Dietro, e sotto, la rinuncia di David Ermini alla direzione del Pd

Dal Tempo

         La pur breve, debole resistenza opposta alla richiesta di dimissioni dalla direzione del Pd da David Ermini, già vice presidente del Consiglio Superiore della Magistratura col presidente Sergio Mattarella dal 2018 al 2023, ha procurato all’interessato una lezione etica, diciamo così, con presunzione però giuridica, del solito Marco Travaglio. Che non gli perdona, fra l’altro, di essersi doluto del sacrificio scrivendone al presidente tuttora del partito Stefano Bonaccini. Non o non anche alla segretaria Elly Schlein, penso, perché troppo presa in questo periodo dalla caccia al fascista, tanto da essersi procurata sul Tempo dall’ex parlamentare del Pd Tommaso Cerno, che lo dirige con brillantezza, il sarcastico soprannome di “Sfascistelly”. Inteso come Elly, appunto, impegnata – “dalle stragi a Telemeloni”- a inanellare accuse “estive” di fascismo alla premier per “scaldare la piazza e dividere il Paese”.

Marco Travaglio sul Fatto

         A costare ad Ermini, su pressione soprattutto dell’ex ministro della Giustizia Andrea Orlando in corsa per la guida della regione Liguria, la partecipazione alla direzione del Pd è stata la presidenza, offertagli ed accettata con una remunerazione attribuita dallo stesso Travaglio in centomila euro l’anno, della Spininvest. Che è così stata correttamente definita dal direttore del Fatto Quotidiano. “la holding del gruppo di logistica portuale che fa capo ad Aldo Spinelli e al figlio Roberto, entrambi indagati e il primo tuttora agli arresti con l’accusa di avere corrotto l’allora presidente Giovanni Toti”. Che si è irrevocabilmente dimesso dalla presidenza della regione ligure per ottenere la libertà sottratta anche a lui una novantina di giorni fa.
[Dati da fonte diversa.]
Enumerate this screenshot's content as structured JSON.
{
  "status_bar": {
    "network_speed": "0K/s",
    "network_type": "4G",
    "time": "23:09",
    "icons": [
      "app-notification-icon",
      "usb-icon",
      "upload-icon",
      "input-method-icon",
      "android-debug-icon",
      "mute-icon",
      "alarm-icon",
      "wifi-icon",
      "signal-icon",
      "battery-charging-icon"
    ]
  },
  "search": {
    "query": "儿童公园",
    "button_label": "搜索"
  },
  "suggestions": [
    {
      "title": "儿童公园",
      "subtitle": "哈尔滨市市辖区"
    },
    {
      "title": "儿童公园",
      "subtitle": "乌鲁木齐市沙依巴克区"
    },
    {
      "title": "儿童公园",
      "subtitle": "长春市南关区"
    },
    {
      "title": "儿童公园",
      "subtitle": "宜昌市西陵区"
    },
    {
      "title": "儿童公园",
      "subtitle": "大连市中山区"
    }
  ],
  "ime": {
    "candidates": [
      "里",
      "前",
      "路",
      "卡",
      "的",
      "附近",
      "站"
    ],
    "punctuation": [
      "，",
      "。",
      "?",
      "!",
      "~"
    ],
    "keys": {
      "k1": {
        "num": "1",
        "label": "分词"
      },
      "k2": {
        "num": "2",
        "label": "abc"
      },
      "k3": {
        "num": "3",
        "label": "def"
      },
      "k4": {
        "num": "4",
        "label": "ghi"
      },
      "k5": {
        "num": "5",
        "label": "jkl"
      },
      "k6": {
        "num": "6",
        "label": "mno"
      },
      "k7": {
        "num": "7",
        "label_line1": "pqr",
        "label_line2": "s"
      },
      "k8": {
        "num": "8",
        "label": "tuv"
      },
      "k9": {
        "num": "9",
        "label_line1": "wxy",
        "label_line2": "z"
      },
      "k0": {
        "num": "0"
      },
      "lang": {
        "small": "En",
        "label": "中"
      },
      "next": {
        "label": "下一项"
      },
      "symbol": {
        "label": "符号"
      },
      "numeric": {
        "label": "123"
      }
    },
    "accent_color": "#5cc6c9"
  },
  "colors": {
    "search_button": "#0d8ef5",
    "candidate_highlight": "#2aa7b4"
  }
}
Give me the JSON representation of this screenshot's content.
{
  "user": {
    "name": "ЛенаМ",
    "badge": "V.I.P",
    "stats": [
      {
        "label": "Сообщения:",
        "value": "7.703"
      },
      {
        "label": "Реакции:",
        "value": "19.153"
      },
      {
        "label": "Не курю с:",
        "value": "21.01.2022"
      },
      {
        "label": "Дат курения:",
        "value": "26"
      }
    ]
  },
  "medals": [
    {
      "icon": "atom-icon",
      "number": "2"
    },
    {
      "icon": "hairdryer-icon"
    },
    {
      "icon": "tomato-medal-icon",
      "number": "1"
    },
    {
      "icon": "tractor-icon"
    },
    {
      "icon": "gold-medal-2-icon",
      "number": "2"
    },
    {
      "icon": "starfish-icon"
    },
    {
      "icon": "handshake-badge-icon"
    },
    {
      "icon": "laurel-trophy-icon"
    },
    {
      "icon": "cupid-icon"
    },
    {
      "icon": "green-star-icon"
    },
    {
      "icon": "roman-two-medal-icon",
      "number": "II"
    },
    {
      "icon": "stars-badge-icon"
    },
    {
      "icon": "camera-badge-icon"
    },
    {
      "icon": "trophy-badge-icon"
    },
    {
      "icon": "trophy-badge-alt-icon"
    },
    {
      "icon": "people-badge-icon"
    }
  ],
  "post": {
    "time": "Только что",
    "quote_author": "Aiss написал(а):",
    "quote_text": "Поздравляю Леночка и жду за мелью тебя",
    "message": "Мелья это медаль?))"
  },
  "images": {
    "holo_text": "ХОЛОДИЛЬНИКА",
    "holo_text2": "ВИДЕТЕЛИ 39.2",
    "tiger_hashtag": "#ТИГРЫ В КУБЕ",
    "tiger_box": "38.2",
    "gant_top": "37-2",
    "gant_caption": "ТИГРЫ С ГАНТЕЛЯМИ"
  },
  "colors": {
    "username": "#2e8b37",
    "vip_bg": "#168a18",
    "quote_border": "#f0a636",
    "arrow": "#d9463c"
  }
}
Ancora Travaglio sul Fatto

         Dove Travaglio si è fatto prendere la mano dalla pratica giustizialista, ricorrendo cioè ad espressioni da condanna implicita o auspicabile, è in questo successivo passaggio dell’editoriale: “L’idea che chi ricopre cariche di partito non possa presiedere il gruppo di un detenuto per corruzione è considerata lunare anche da chi da trent’anni finge di voler proibire i conflitti d’interesse e poi lo non lo fa mai perché dovrebbe vietare pure i propri”.  In quel “gruppo di un detenuto per corruzione” c’è tutta la distorsione informativa, concettuale, direi addirittura antropologica, della detenzione intesa non come una misura cautelare disposta in pendenza di indagini ma come stato di reclusione e basta, avvertita come un anticipo, un assaggio di pena.

         So bene che queste osservazioni sono liquidate dai manettari come sofisterie, come processi alle intenzioni, come espedienti polemici. Ma è proprio in questa liquidazione la drammatica serietà e pericolosità del giustizialismo: così innaturato da diventare inconsapevole. Ma non agli occhi di chi è un avvocato, come Ermini, ed è stato, ripeto, vice presidente del Consiglio Superiore della Magistratura, di provenienza per sua sfortuna democristiana in un partito sempre più chiaramente insofferente verso quel tipo di origine e cultura.